When the crop is ready for harvesting, herbicides are applied to make the job easier, polluting the soil even further. Then, as it goes through the manufacturing process, the cotton is exposed to a new host of chemicals. Heavy metals, such as alkali, are used to control the sizing of the product. Sodium hypochlorite is used to make whites really white. If the clothing is going to be a certain color, the cotton then literally takes a bath in synthetic dyes during the coloration stage. The dyes make another cameo during the printing stage and then it’s on to the finishing.
During the finishing process, more chemicals are applied to achieve the desired end product. Formaldehyde, which has been linked to cancer as well as skin conditions, is used to create a wrinkle-free product. Brominated fire retardants are often added to children’s nightclothes and have been linked to thyroid hormone disruption. Other chemicals are added to make the material resistant to stains, odors, wrinkles and static.

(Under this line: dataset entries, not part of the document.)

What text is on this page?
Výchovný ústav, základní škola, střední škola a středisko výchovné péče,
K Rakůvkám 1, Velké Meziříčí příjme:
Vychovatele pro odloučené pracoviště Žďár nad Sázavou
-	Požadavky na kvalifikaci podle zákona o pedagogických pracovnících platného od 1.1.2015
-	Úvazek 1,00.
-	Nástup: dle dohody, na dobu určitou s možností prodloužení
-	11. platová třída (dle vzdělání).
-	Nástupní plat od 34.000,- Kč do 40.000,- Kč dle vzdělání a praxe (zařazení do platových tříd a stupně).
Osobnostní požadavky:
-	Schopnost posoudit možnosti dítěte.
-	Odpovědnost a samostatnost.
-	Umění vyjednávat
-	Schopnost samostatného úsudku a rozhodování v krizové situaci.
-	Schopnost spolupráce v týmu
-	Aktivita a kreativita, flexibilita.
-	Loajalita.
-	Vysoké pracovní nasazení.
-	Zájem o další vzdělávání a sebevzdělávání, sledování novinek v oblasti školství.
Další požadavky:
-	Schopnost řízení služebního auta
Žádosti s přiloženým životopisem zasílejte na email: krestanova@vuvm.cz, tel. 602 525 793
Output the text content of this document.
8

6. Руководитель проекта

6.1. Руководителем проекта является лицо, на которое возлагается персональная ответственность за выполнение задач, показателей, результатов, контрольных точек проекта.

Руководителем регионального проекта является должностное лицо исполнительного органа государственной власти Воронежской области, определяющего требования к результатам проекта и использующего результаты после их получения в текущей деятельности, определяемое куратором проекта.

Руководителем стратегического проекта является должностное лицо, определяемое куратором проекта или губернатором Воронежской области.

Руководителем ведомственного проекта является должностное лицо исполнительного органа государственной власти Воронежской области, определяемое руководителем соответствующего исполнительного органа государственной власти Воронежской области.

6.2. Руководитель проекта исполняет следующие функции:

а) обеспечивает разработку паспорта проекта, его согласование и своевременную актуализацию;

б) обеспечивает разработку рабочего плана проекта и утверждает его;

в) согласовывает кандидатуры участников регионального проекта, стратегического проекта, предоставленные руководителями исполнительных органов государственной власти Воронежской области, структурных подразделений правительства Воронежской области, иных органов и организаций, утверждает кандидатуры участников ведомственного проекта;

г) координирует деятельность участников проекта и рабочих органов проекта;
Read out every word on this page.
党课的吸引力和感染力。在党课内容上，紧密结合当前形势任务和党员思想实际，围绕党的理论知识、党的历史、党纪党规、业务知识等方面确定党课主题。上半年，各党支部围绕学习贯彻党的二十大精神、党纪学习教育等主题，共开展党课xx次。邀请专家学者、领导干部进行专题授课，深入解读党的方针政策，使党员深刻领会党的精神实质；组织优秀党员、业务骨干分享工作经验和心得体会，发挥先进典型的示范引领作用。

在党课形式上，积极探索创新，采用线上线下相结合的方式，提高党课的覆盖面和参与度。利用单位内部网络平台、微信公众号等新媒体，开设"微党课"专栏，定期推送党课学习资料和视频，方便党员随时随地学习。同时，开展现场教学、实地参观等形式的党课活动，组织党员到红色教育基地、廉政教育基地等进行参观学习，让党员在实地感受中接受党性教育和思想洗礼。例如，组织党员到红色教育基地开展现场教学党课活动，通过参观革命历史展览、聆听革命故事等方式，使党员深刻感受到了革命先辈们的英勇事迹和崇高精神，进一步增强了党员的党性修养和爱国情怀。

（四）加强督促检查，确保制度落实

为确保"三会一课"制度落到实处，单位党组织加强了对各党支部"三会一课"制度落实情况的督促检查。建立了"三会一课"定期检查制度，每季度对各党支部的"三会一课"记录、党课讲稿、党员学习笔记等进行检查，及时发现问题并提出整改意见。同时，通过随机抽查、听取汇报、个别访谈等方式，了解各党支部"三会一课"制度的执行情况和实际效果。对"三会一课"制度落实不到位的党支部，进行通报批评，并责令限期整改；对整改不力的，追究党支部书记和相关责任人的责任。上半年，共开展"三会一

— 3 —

Yes, all of this is very gross and you’re probably thinking that your entire family should move to the wild and forget about the whole clothing endeavor. But, before you go all Adam and Eve and start sewing fig leaves together, maybe you should check into organic baby clothing. Organic cotton processing looks a lot different than its conventional counterpart. All of the results that chemicals achieve are achieved through natural, sustainable techniques that are safe for the environment and safe for people and animals. Not only can you feel good about putting organic clothing on your child knowing that there’s nothing in the material that would harm him, you can also be confident that you’re supporting a great cause by buying a product that promotes growing cotton with integrity. And the clothes are just as comfy and adorable!
Conventional cotton production is a booming business that takes a multitude of unethical issues and hides them behind a soft and pretty veil. But, we as consumers can educate ourselves and decide to do what’s right for the environment and for our children. The more we know about the hidden dangers that lurk behind the clothing we see all around us, the more equipped we’ll be to make the best choices for our families.